Many Mississippians awoke Monday to their first true taste of fall weather, lows in the upper 40s with highs forecast for the mid 70s later that day.

“So, reckon how many people called in sick today, dialing from a tree stand in the woods somewhere,” joked avid archery hunter Craig Hunt of Leake County during his half-hour commute to his office in Ridgeland. “Today just felt like bow hunting.”

Seriously, one has to wonder just how many hunters did play hooky or were at least an hour or two late for work?

It is a situation that will only spread in the days to come.

Mississippi’s 2013-14 hunting season is expanding with almost every week that passes. 

Over the past weekend, for instance, dove season opened again in the South Zone and the youth squirrel season opened in the Central Zone.

Over the coming weekend, we can add:

* the regular squirrel season in the Central Zone (opens Saturday).

* the rabbit season statewide (opens Saturday).

* the dove season in the Northern Zone (opens Saturday), meaning doves will be legal statewide.

Then, next week, on Oct. 15th, the archery deer season in the Southeast Zone will open and the fall turkey season will begin in the 24 counties that allow it.

“If this weather continues to be this nice next weekend, then I think we will see a lot of rabbit and squirrel dogs hitting the woods on Saturday,” said rabbit hunter Gene Thomas of Brandon. “The problem we have with rabbit dogs in October is running them in the heat. Our hunts tend to be shorter when it’s in the 60s in the morning and 80s by noon. We’re lucky to get a couple of hours out of them, unless we’ve been running them in pens to get them in shape.

“But you give us a little bit of 40-ish type temperatures in the morning and we can run them twice as much and hunt until lunch, straight through.”

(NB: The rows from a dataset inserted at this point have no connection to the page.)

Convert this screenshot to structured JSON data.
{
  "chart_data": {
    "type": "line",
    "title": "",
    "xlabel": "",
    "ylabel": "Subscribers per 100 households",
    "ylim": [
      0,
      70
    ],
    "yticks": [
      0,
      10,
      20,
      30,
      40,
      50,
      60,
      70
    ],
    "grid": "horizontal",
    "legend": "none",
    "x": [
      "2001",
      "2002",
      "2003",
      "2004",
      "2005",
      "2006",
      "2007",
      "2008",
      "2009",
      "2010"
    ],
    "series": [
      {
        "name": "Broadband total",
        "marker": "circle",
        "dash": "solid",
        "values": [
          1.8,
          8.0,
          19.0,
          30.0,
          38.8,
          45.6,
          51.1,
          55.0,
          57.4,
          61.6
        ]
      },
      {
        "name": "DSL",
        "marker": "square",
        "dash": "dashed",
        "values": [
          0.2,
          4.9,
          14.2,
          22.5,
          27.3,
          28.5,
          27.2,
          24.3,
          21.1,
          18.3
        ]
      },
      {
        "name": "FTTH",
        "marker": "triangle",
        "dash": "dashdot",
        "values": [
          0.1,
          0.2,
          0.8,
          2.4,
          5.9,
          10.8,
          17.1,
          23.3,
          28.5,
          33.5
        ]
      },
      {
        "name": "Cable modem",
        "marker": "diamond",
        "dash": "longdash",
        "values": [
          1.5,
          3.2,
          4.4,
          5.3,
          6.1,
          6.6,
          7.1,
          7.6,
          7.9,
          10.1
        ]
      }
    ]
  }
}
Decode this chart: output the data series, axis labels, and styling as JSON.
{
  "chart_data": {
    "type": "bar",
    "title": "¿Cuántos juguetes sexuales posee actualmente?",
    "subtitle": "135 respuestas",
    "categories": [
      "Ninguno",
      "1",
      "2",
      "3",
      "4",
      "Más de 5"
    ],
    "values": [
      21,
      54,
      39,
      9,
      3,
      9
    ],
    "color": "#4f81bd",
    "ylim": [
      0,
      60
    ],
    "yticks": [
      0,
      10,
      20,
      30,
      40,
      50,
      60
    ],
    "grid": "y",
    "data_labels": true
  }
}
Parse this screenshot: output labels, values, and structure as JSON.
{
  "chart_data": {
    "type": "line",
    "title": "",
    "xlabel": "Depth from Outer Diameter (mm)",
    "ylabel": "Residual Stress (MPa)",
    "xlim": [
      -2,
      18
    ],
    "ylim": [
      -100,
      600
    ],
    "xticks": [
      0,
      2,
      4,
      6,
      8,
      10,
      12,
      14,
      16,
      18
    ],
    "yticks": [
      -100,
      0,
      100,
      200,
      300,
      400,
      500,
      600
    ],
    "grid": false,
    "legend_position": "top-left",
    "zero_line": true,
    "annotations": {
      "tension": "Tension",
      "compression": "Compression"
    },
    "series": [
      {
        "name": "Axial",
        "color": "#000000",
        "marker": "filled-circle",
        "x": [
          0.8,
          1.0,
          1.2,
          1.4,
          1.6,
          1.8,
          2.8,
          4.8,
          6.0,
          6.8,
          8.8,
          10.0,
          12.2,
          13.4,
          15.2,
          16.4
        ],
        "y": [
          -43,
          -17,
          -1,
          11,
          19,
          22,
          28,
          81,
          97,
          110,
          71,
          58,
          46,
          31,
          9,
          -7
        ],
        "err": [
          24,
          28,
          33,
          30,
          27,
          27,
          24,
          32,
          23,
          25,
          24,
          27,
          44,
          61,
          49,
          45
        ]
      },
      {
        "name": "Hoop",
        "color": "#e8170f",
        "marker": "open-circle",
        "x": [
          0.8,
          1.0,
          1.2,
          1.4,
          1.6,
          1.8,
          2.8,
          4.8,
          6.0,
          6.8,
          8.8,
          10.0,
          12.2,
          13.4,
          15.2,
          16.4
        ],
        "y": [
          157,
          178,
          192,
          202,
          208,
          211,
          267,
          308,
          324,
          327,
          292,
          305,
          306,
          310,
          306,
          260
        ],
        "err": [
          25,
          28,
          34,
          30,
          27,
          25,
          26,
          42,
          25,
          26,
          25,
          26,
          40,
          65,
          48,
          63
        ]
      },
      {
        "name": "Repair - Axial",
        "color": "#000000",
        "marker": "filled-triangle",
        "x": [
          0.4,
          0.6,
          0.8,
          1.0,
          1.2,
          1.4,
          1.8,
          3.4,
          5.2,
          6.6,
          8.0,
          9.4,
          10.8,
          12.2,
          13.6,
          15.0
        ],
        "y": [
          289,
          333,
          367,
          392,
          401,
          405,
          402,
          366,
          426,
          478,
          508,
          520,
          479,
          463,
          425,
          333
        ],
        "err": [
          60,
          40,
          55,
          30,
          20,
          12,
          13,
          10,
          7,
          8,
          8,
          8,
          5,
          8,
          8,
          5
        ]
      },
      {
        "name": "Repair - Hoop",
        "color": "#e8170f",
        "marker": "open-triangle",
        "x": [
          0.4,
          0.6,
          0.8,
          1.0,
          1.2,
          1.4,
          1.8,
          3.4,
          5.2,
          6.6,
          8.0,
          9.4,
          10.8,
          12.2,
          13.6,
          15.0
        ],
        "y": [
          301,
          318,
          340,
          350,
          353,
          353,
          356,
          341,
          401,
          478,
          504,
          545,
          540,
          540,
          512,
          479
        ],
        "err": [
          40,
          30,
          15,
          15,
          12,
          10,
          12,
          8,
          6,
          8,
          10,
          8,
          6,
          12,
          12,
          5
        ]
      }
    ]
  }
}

Deer hunters sure enjoyed the change, even if it didn’t equate to success right away.

“I didn’t get to pull the string, but I sure saw more deer moving on Sunday afternoon and again this morning,” said Billy Simpson of Madison. “I had one shooter buck, a good 10-point I’d seen on trail cams, pass just outside shooting range. He had two dropping white oak trees he could choose and he took the wrong one, at least for me. He was 60 yards away, 20 more than I felt comfortable shooting.

“The closer white oak had at least 10 does and their yearlings come through this morning, but because that big buck was under the other tree, I decided not to shoot. After he left, I had one more chance to shoot a doe but I had to be at work at 9 o’clock so I had to be out of the woods at 8. I couldn’t be sure I could trail a deer and recover it so I passed on a big doe at 30 yards, broadside at 7:45.”

Did he consider taking out his cell and making a call?

“You know I did,” Simpson said laughing as he dressed for work. “I thought about calling in and cancelling a meeting I had this morning and staying in the stand. But, it’s a long season and I’m gonna keep that card in my quiver for another day.”